Pierre-Simon Laplace rose from humble beginnings in Normandy to become renowned in the fields of engineering, mathematics, statistics, physics, astronomy, and philosophy.  Traité de mécanique céleste was probably Laplace’s best-known contribution to mathematics and astronomy and is thought to be as important as Isaac Newton’s contribution in the previous century.  The first four volumes were published between 1798 and 1805, with a fifth and final volume appearing in 1825.

Laplace was born into a rural farming family but went to study mathematics in Paris.   As a mathematician, he lived in the world of the infinitesimal governed by differential equations.  In applying mathematics to physical problems, Laplace’s approach was to:

… establish that the phenomena of nature can be reduced in the last analysis to actions at a distance between molecule and molecule, and that the consideration of these actions must serve as the basis of the mathematical theory of these phenomena.
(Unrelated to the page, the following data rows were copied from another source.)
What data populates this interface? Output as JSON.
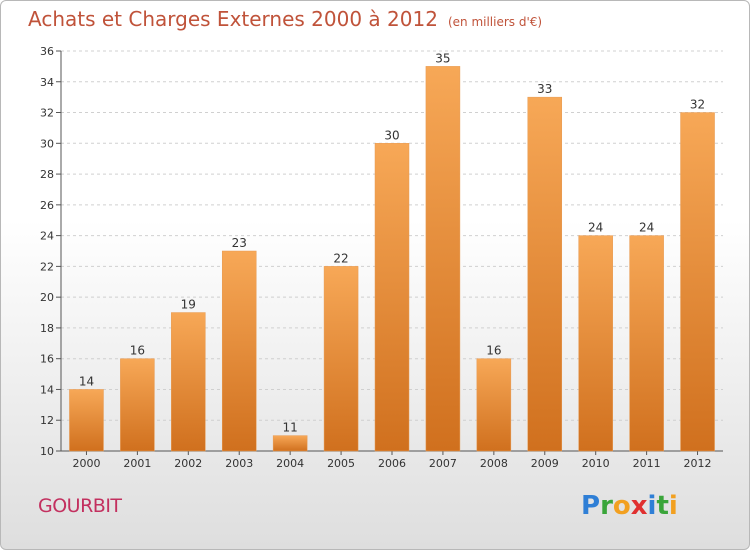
{
  "title": "Achats et Charges Externes 2000 à 2012",
  "subtitle": "(en milliers d'€)",
  "commune": "GOURBIT",
  "brand": {
    "letters": [
      "P",
      "r",
      "o",
      "x",
      "i",
      "t",
      "i"
    ],
    "colors": [
      "#2f7fd6",
      "#3aa53a",
      "#f2a020",
      "#e03030",
      "#2f7fd6",
      "#3aa53a",
      "#f2a020"
    ]
  },
  "colors": {
    "bar_top": "#f7a857",
    "bar_bottom": "#d0701e",
    "title": "#c0533a",
    "commune": "#c3305f"
  },
  "chart_data": {
    "type": "bar",
    "title": "Achats et Charges Externes 2000 à 2012",
    "subtitle": "(en milliers d'€)",
    "xlabel": "",
    "ylabel": "",
    "categories": [
      "2000",
      "2001",
      "2002",
      "2003",
      "2004",
      "2005",
      "2006",
      "2007",
      "2008",
      "2009",
      "2010",
      "2011",
      "2012"
    ],
    "values": [
      14,
      16,
      19,
      23,
      11,
      22,
      30,
      35,
      16,
      33,
      24,
      24,
      32
    ],
    "ylim": [
      10,
      36
    ],
    "yticks": [
      10,
      12,
      14,
      16,
      18,
      20,
      22,
      24,
      26,
      28,
      30,
      32,
      34,
      36
    ],
    "grid": true,
    "legend": "none"
  }
}
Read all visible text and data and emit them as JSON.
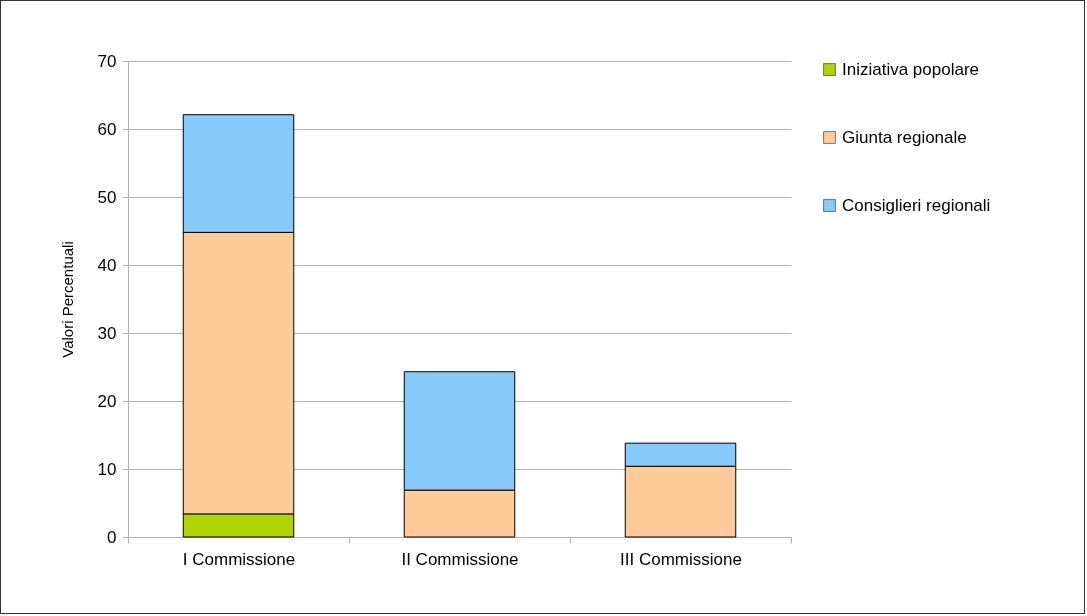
{
  "chart_data": {
    "type": "bar",
    "stacked": true,
    "ylabel": "Valori Percentuali",
    "categories": [
      "I Commissione",
      "II Commissione",
      "III Commissione"
    ],
    "series": [
      {
        "name": "Iniziativa popolare",
        "color": "#b0d400",
        "values": [
          3.4,
          null,
          null
        ]
      },
      {
        "name": "Giunta regionale",
        "color": "#ffcc99",
        "values": [
          41.4,
          6.9,
          10.4
        ]
      },
      {
        "name": "Consiglieri regionali",
        "color": "#87cbfc",
        "values": [
          17.3,
          17.4,
          3.4
        ]
      }
    ],
    "ylim": [
      0,
      70
    ],
    "yticks": [
      0,
      10,
      20,
      30,
      40,
      50,
      60,
      70
    ],
    "grid": "y",
    "legend": "right"
  }
}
In later years he applied his ideas to a wide range of phenomena: e.g. probability theory as applied to physical observations, capillary action, refraction of light, speed of sound, heat transfer, and the dynamics and cooling of the Earth.

Laplace equation

Laplace and his assistant, Baron Siméon Denis Poisson (1781–1840), are probably familiar to every engineering student today because of the equations named after them involving the so-called Laplacian operator.  These equations have been applied to understanding a wide range of physical phenomena, including in recent times, the stresses that arise in a twisted shaft or beam.  Laplace also had thoughts about the origins of the universe and Professor Stephen Hawking (1942–2018) stated that Laplace had predicted what we now term ‘black holes’.